La courbe du débit moyen présente un dessin semblable à celle du débit maximum, mais l'importance des irrégularités est bien moindre: l'écart maximum réalisé entre deux années (1926 et 1934) atteint en mètres cubes-seconde : 45.517, ce qui donne pour ces deux observations un rapport de 1/13. Il y a toujours 3 années au-dessus de la moyenne et 9 au-dessous.
La courbe du débit minimum ne s'apparente guère à celle du délit maximum: elle présente des irrégularités moins accusées. La moyenne du minimum étant de 1 m3 280 seulement 4 points sont encore au-dessus de la moyenne, mais le rapport entre les deux observations extrêmes 1/17, est voisin de celui évalué pour le module et de 1923 à 1929 le débit se maintient entre 247 et 825 litres-seconde. Il y a donc dans les minima une régularité que nous ne trouvons point dans les maxima ni même dans les modules.

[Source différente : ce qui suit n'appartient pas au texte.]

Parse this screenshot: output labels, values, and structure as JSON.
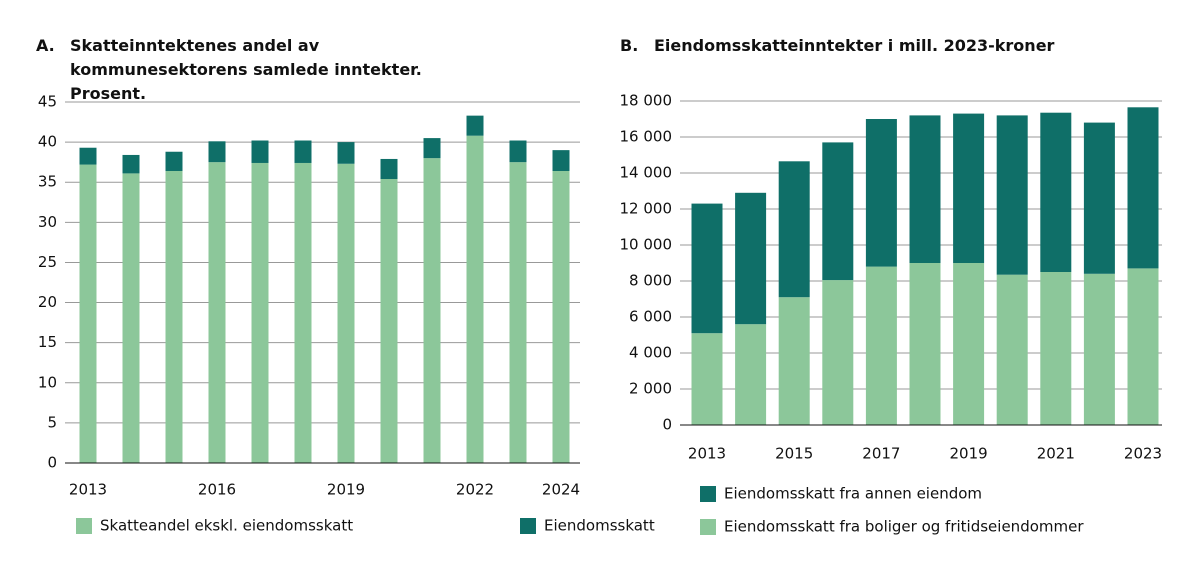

Les courbes l et 3 montrent, d'autre part, qu'il n'y a qu'une imparfaite relation entre les années de maxima importants et celles où les minima sont peu accusés.
Nous retrouvons les mêmes irrégularités que dans les débits à la seconde. Quelques chiffres, par exemple, pour les débits annuels: alors qu'en 1926, l'Oued charrie 60 millions de mètres cubes d'eau, en 1927, il roule 1.332.000.000 de m3 et en 1934, 1.551.000.000 soit entre 1926 et 1934, un rapport de 1/26. Mêmes constatations pour les débits journaliers: janvier 1928, voit le débit du Cheliff décupler du 10 au 11. La variation des débits mensuels est encore plus intéressante, car elle traduit le mouvement général des eaux dans la plaine d'Orléansville (fig. 4).
Nous retrouvons nettement, comme dans tous les oueds, l'opposition marquée entre la période des crues et celle des maigres: de juillet à décembre, le rapport des débits est de 1 à 30. La période de maigres s'étend sur une grande partie de l'année: 8 mois sur 12 ont un débit au-dessous de la moyenne. En 4 mois (décembre, janvier, février, mars) le Cheliff à Charon roule les 7/9 de l'eau qui s'écoulera dans toute l'année.
Dans le détail cette irrégularité se confirme : ni la période sèche, ni la période humide ne sont représentées par une courbe régulière. D'avril à juillet, le débit ne baisse pas régulièrement pour remonter ensuite. Un petit palier existe entre avril et mai ainsi qu'une remontée des eaux en septembre suivie d'une chute en octobre. Au cours de la saison des crues même irrégularité: les eaux atteignent leur niveau le plus élevé en décembre, mais ensuite elles ne baissent pas progressivement: par rapport au mois de février, le mois de mars présente un maximum très apparent.
Telles sont les principales irrégularités du Cheliff dont il nous reste maintenant à rechercher la cause.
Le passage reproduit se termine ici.